Steel and Aluminum — The 50% Outlier
EU steel and aluminum never got relief. Section 232 tariffs sit under the Trade Expansion Act of 1962 — national security authority, legally separate from IEEPA. SCOTUS didn't touch them. And the administration doubled the rate from 25% to 50% in June 2025. On a $50,000 coil of German hot-rolled steel under HTS 7208: 10% Section 122 ($5,000) + 50% Section 232 ($25,000) + MFN at 0% (steel is MFN-free) = $30,000 total duty. That's 60% of shipment value. It's why most US construction and auto buyers shifted steel sourcing to Canada and Mexico — though USMCA's 0% MFN doesn't exempt Section 232 either. The UK cut a separate deal: 25% under the Economic Prosperity Deal. The EU is still at 50%.
Sector Rates Across the EU
Outside of steel and aluminum, EU products fall into familiar MFN bands. Electronics, most machinery, aerospace parts: 0-2.5% MFN plus 10% Section 122. German luxury autos (HTS 8703): 2.5% MFN passenger car rate + 10% Section 122 = 12.5% on a $60,000 BMW 5 Series, or $7,500 per unit. Italian pharma: 0% MFN + 10% Section 122 on most drugs, but 100% on patented pharma under the 2025 surcharge. French still wine (HTS 2204): 6.3¢/L specific duty + 10% Section 122. Spanish olive oil: 5¢/kg + 10%. Always pull the specific 10-digit HTS before quoting — MFN rates vary widely within the same chapter.
EU-US Trade Deal — Parliament Vote Late March 2026
The EU-US trade framework advanced through the European Parliament in late March 2026. If ratified, it could lock in reciprocal tariff reductions, carve-outs for specific sectors, and possibly softer Section 232 treatment on EU steel. But ratification requires all 27 member states to sign off — a slow process. Don't build 2026 budgets around a deal that isn't signed. Treat the 10% Section 122 + 50% Section 232 on steel as the base case through at least Q3 2026. And watch the Section 301 investigations USTR launched March 11 — they could hit the EU specifically around digital services taxes and VAT-border adjustments.

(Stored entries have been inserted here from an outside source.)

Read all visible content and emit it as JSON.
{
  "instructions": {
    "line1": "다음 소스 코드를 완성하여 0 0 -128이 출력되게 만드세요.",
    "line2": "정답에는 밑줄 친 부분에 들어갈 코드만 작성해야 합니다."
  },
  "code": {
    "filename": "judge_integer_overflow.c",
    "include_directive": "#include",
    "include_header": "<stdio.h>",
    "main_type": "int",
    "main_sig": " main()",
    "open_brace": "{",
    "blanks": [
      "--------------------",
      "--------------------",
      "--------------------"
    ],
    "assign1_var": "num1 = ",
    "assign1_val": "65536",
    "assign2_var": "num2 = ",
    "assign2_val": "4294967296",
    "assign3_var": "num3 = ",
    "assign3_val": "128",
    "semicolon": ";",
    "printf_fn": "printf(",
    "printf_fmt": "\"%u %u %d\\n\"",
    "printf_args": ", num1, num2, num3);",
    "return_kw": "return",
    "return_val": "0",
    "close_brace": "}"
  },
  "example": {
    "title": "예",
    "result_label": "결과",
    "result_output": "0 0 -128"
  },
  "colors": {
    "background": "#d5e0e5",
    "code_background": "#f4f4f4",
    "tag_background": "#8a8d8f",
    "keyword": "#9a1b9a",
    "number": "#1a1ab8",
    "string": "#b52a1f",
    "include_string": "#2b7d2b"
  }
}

What Changes on July 24, 2026
Section 122 has a 150-day statutory limit. It expires approximately July 24, 2026 unless Congress extends, replaces, or expands it. Three scenarios. One: Section 122 lapses, base rates revert to MFN only — most EU goods drop to 0-5% total duty. Two: Congress extends 10% flat. Three: Congress passes higher permanent tariffs, likely tied to the new Section 301 investigations. Importers signing 6-month+ contracts in April 2026 should price all three scenarios and include duty adjustment clauses. Run the numbers in the scenario simulator before signing anything with a delivery date past August 1.
Which EU Country Matters Most for Your Sourcing
Germany dominates EU exports to the US — machinery, chemicals, autos, pharma. France ships wine, cosmetics, aerospace parts, and luxury goods. Italy leads on fashion, specialty foods, Ferrari/Lamborghini supercars, and industrial machinery. Spain exports olive oil, wine, and ceramic tiles. Netherlands is mostly a transshipment hub — the 'country of origin' on your commercial invoice often isn't Dutch, it just left from Rotterdam. Ireland is the pharma hub — roughly 30% of US-bound pharmaceutical value comes through Irish operations of Pfizer, J&J, and Eli Lilly. Know the distinction: country of origin drives tariffs, country of export doesn't.
Key Takeaway
EU goods are meaningfully cheaper to import than they were in January 2026 — 10% Section 122 is half the old 20% IEEPA rate. But steel and aluminum at 50% Section 232 still break the math for heavy industry, and the July 24 expiration means any long contract needs duty flexibility built in. Use the calculator for your specific HTS and shipment value, and keep the July 24 date pinned on your 2026 purchasing calendar.